Festival an der Talstraße: Straßenbahndepot wird zur Kulturmeile

Festival an der Talstraße : Straßenbahndepot wird zur Kulturmeile

Krach, überall Krach. Während draußen ein paar Gewitterwölkchen vor sich hin grummelten, schepperte es im Depot Talstraße. Die Initiativen „Rhizom 115“ und „Krach“ verwandelten das ehemalige Straßenbahndepot in ein Kulturzentrum wie Musikfestival.

„Wir wollen einen neuen kulturellen Freiraum für Aachen schaffen“, erklärte Mitorganisator Oskar Bastian am Samstag. Und das klappte: Hunderte Menschen besuchten über den Tag verteilt das Depot.

Zahlreiche Vereine, Organisationen und Personen präsentierten sich und ihre Ideen. „Jeder zeigt neue Wege auf“, sagte Mitorganisatorin Ezgi Arat. Während sich „Pacific Garbage Screening“ für einen plastikfreien Ozean einsetzte, warben Vertreter des Gemeinschaftsgarten Hirschgrün für ein „essbares Aachen“. Arat selbst zeigte einige Fotos des Projekts „Wasser für Eritrea“, bei dem sie gemeinsam mit „Technik ohne Grenzen“ der Wasserknappheit des Landes entgegenzuwirken versucht.
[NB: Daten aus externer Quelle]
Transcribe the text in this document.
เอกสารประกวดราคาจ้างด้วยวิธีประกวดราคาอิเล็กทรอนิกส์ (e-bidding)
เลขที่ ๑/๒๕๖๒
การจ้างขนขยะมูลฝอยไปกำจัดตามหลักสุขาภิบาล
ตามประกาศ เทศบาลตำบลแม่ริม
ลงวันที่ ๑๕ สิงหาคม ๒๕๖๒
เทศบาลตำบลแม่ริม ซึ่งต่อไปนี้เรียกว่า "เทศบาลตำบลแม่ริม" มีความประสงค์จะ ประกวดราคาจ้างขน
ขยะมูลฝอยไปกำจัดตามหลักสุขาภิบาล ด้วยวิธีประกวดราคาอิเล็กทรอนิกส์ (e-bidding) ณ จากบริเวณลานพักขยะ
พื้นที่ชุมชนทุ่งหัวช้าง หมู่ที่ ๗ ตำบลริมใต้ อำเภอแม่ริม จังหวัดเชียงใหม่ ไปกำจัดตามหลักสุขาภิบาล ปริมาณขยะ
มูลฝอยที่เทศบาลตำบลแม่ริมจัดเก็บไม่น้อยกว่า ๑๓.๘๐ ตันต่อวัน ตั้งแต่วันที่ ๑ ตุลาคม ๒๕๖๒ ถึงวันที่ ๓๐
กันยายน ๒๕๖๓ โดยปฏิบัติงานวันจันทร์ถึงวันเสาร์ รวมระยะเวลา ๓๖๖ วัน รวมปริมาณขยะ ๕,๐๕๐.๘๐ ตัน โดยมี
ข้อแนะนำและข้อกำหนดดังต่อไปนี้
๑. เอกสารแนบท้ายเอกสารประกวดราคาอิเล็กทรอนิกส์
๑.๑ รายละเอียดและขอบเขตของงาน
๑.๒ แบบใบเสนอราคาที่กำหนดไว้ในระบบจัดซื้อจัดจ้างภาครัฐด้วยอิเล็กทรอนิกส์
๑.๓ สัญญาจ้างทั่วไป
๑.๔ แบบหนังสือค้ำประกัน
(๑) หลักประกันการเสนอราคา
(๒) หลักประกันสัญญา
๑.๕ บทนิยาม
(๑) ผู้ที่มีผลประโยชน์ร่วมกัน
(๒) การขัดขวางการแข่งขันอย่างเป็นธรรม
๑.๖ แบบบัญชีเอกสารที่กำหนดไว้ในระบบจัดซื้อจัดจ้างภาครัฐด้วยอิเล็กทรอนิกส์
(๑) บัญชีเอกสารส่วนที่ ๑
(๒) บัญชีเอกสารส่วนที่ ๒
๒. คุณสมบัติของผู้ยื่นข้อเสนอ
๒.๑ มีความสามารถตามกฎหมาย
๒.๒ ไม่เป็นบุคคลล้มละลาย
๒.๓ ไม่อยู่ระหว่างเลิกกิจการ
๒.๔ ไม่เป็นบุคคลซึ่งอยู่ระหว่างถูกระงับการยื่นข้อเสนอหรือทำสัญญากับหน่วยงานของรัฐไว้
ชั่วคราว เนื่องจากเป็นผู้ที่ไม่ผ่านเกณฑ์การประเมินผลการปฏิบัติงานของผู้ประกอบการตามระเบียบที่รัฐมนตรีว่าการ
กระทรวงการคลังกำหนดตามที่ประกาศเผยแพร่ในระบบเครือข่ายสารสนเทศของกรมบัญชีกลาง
Die Veranstaltung zeigte: Krach kann bunt und muss nicht immer laut sein. Denn zu Beginn rückte die Musik etwas in den Hintergrund, stattdessen sollten die Besucher die vielfältigen Ausstellungen, Workshops und Stände abgrasen. „Es gibt hier Kinderschminken und Tätowieren“, erzählte Bastian. Nur verwechseln sollte man die Stände besser nicht. An anderer Stelle konnten sich die Besucher per Siebdruck Kleidungsstücke und Taschen bedrucken oder Klamotten umnähen lassen.

Weniger Wegwerfartikel

Vor Julia Hoffmann reihte sich eine Menge Stoff: Taschen, Abschminktücher und vor allem Stoffbinden. Denn Hoffmann näht wiederverwendbare Menstruationsprodukte, erläuterte sie. „Und ich verwende nur Stoffe, die schon einmal eine Verwendung hatten.“ Denn weniger Wegwerfartikel bedeuten mehr Nachhaltigkeit. Das war auch generell das Motto vieler Stände.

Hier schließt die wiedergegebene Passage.